MATEO 19: 9"Y YO DIGO A USTED, EL QUE DIVORCIRE A SU MUJER, EXCEPTO POR INMORALIDAD, Y SE CASARÁ CON OTRA MUJER, COMETIRÁ ADULTERIO"


MATEO 5:32"PERO YO LE DIGO QUE TODO EL QUE DIVORCIONE A SU MUJER, EXCEPTO POR LA CAUSA DE INCASTIDAD, LE HACE ADULTERIO; Y EL QUE SE CASA CON UNA DIVORCIDA COME ADULTERIO"

Por supuesto, la pregunta siempre ha sido: "¿Puede el cónyuge que se divorció por haber cometido inmoralidad sexual volver a casarse después de haberse arrepentido?" O, "¿Puede la parte culpable volver a casarse?"

 

Lo primero es lo primero

Antes incluso de entrar en el meollo de este tema, es necesario abordar ciertas consideraciones.

Este no es un tema exclusivo de la "Iglesia de Cristo". El mundo denominacional lucha con la misma pregunta. "Las preguntas éticas básicas que hacen los cristianos en las discusiones sobre el divorcio son: (1) ¿Está justificado un cristiano al buscar el divorcio? (2) Una vez divorciado, ¿puede un cristiano volver a casarse?" (Zond. Ency. "Divorce" 'pág. 150) Los Comentarios denominacionales se enfrentan a la misma cuestión. "Jesús parece haber enseñado que el divorcio era permisible, o al menos que podía obtenerse sin que la parte inocente contrajera el estigma adicional del adulterio" (Christian Counter-Culture. John R.W. Stott p. 98)

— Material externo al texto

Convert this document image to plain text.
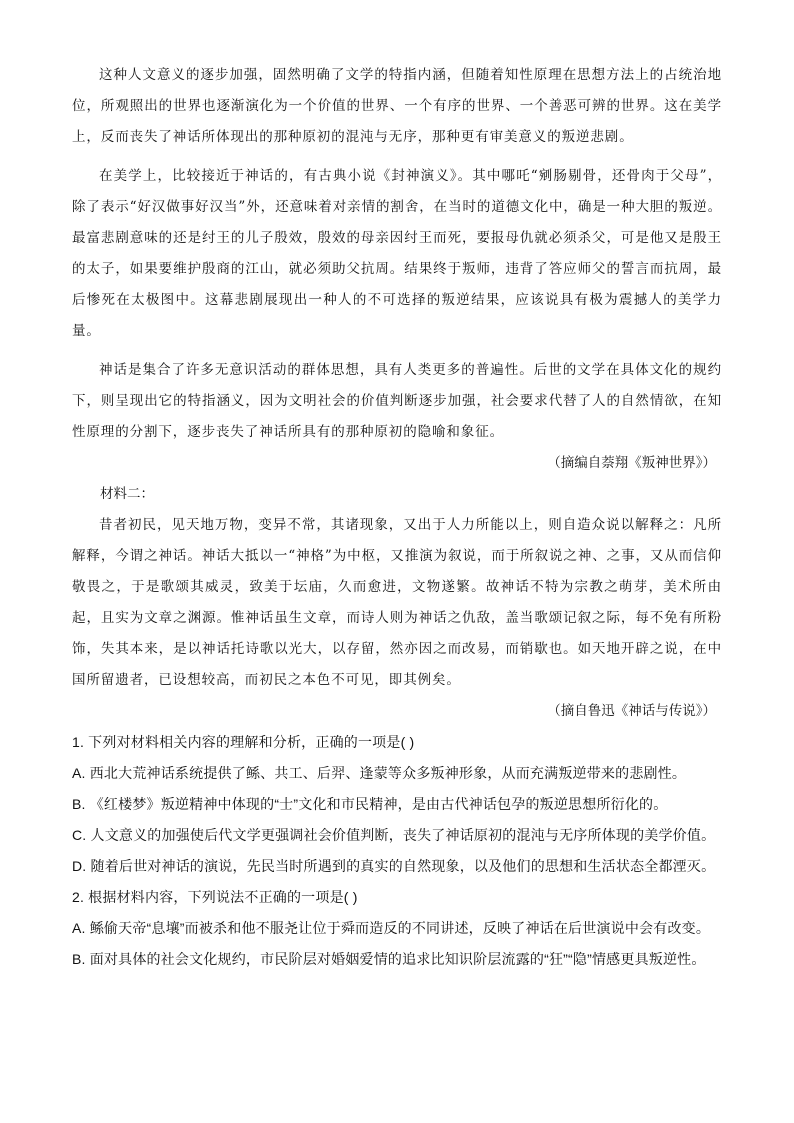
这种人文意义的逐步加强，固然明确了文学的特指内涵，但随着知性原理在思想方法上的占统治地位，所观照出的世界也逐渐演化为一个价值的世界、一个有序的世界、一个善恶可辨的世界。这在美学上，反而丧失了神话所体现出的那种原初的混沌与无序，那种更有审美意义的叛逆悲剧。

在美学上，比较接近于神话的，有古典小说《封神演义》。其中哪吒“剜肠剔骨，还骨肉于父母”，除了表示“好汉做事好汉当”外，还意味着对亲情的割舍，在当时的道德文化中，确是一种大胆的叛逆。最富悲剧意味的还是纣王的儿子殷效，殷效的母亲因纣王而死，要报母仇就必须杀父，可是他又是殷王的太子，如果要维护殷商的江山，就必须助父抗周。结果终于叛师，违背了答应师父的誓言而抗周，最后惨死在太极图中。这幕悲剧展现出一种人的不可选择的叛逆结果，应该说具有极为震撼人的美学力量。

神话是集合了许多无意识活动的群体思想，具有人类更多的普遍性。后世的文学在具体文化的规约下，则呈现出它的特指涵义，因为文明社会的价值判断逐步加强，社会要求代替了人的自然情欲，在知性原理的分割下，逐步丧失了神话所具有的那种原初的隐喻和象征。

（摘编自萘翔《叛神世界》）

材料二：

昔者初民，见天地万物，变异不常，其诸现象，又出于人力所能以上，则自造众说以解释之：凡所解释，今谓之神话。神话大抵以一“神格”为中枢，又推演为叙说，而于所叙说之神、之事，又从而信仰敬畏之，于是歌颂其威灵，致美于坛庙，久而愈进，文物遂繁。故神话不特为宗教之萌芽，美术所由起，且实为文章之渊源。惟神话虽生文章，而诗人则为神话之仇敌，盖当歌颂记叙之际，每不免有所粉饰，失其本来，是以神话托诗歌以光大，以存留，然亦因之而改易，而销歇也。如天地开辟之说，在中国所留遗者，已设想较高，而初民之本色不可见，即其例矣。

（摘自鲁迅《神话与传说》）

1. 下列对材料相关内容的理解和分析，正确的一项是( )

A. 西北大荒神话系统提供了鲧、共工、后羿、逢蒙等众多叛神形象，从而充满叛逆带来的悲剧性。

B. 《红楼梦》叛逆精神中体现的“士”文化和市民精神，是由古代神话包孕的叛逆思想所衍化的。

C. 人文意义的加强使后代文学更强调社会价值判断，丧失了神话原初的混沌与无序所体现的美学价值。

D. 随着后世对神话的演说，先民当时所遇到的真实的自然现象，以及他们的思想和生活状态全都湮灭。

2. 根据材料内容，下列说法不正确的一项是( )

A. 鲧偷天帝“息壤”而被杀和他不服尧让位于舜而造反的不同讲述，反映了神话在后世演说中会有改变。

B. 面对具体的社会文化规约，市民阶层对婚姻爱情的追求比知识阶层流露的“狂”“隐”情感更具叛逆性。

Dado que Jesús comentó específicamente sobre este tema, no podemos asumir la posición de que este tema es demasiado confuso, ya que hacerlo acusaría a Jesús de ser un maestro muy pobre. Dar la impresión de que no podemos entender lo que Jesús estaba enseñando sobre este tema tan esencial (porque la gran mayoría de las personas se casa), arroja dudas sobre la credibilidad de las Escrituras, es decir, si son comprensibles o no (Efesios 3: 3-5; 5: 17) ¿Nos proporcionan todo lo que necesitamos o no (2 Timoteo 3: 16-17; 2 Pedro 1: 3)?

 

La expresión "partido culpable"

Me doy cuenta de que esa expresión está hecha por el hombre, es decir, no se encuentra en el texto con ese título. Sin embargo, Jesús está hablando de una persona que es "culpable" de adulterio.

 

Estos pasajes y la inferencia necesaria

La "cláusula de excepción" de Mateo 5: 32 y 19: 9 necesariamente infiere que uno puede divorciarse de su cónyuge por inmoralidad sexual y casarse con otro sin cometer el pecado de adulterio. Esto también infiere que, si bien todos somos imperfectos (Romanos 3: 23; 1 Juan 1: 8-10), tales imperfecciones nunca dan a nuestros cónyuges el derecho moral de engañarnos, y no nos involucran intrínsecamente ni nos obligan a hacernos un cómplice de su pecado de adulterio.

 

1 Timoteo 4: 1-3 "¿Prohibiendo casarse?"

Algunos han argumentado que cada vez que prohibimos que alguien se case, estamos enseñando la doctrina de los demonios (1 Timoteo 4: 3 "hombres que prohíben el matrimonio") El problema con esta mala interpretación de 1 Timoteo 4: 3, es que tal interpretación está obligada a condenar a Pablo, porque Pablo claramente impidió que ciertas personas se volvieran a casar (1 Corintios 7: 10-11; 5: 1) Además, Juan el Bautista condenó un matrimonio real (Marcos 6: 17-18) Por lo tanto, debemos interpretar 1 Timoteo 4: 3 como una condena a las personas que prohíben casarse a otras personas que tienen el derecho bíblico de casarse o estar casados.

 

El silencio de las escrituras

En ninguna parte de las Escrituras se le otorga a la parte culpable el derecho a volver a casarse. Antes de descartar este hecho, considere cuidadosamente que la Biblia es muy específica sobre quién puede casarse: personas solteras (1 Corintios 7: 28) Viudas o viudos (7: 39) La parte inocente (Mateo 19: 9)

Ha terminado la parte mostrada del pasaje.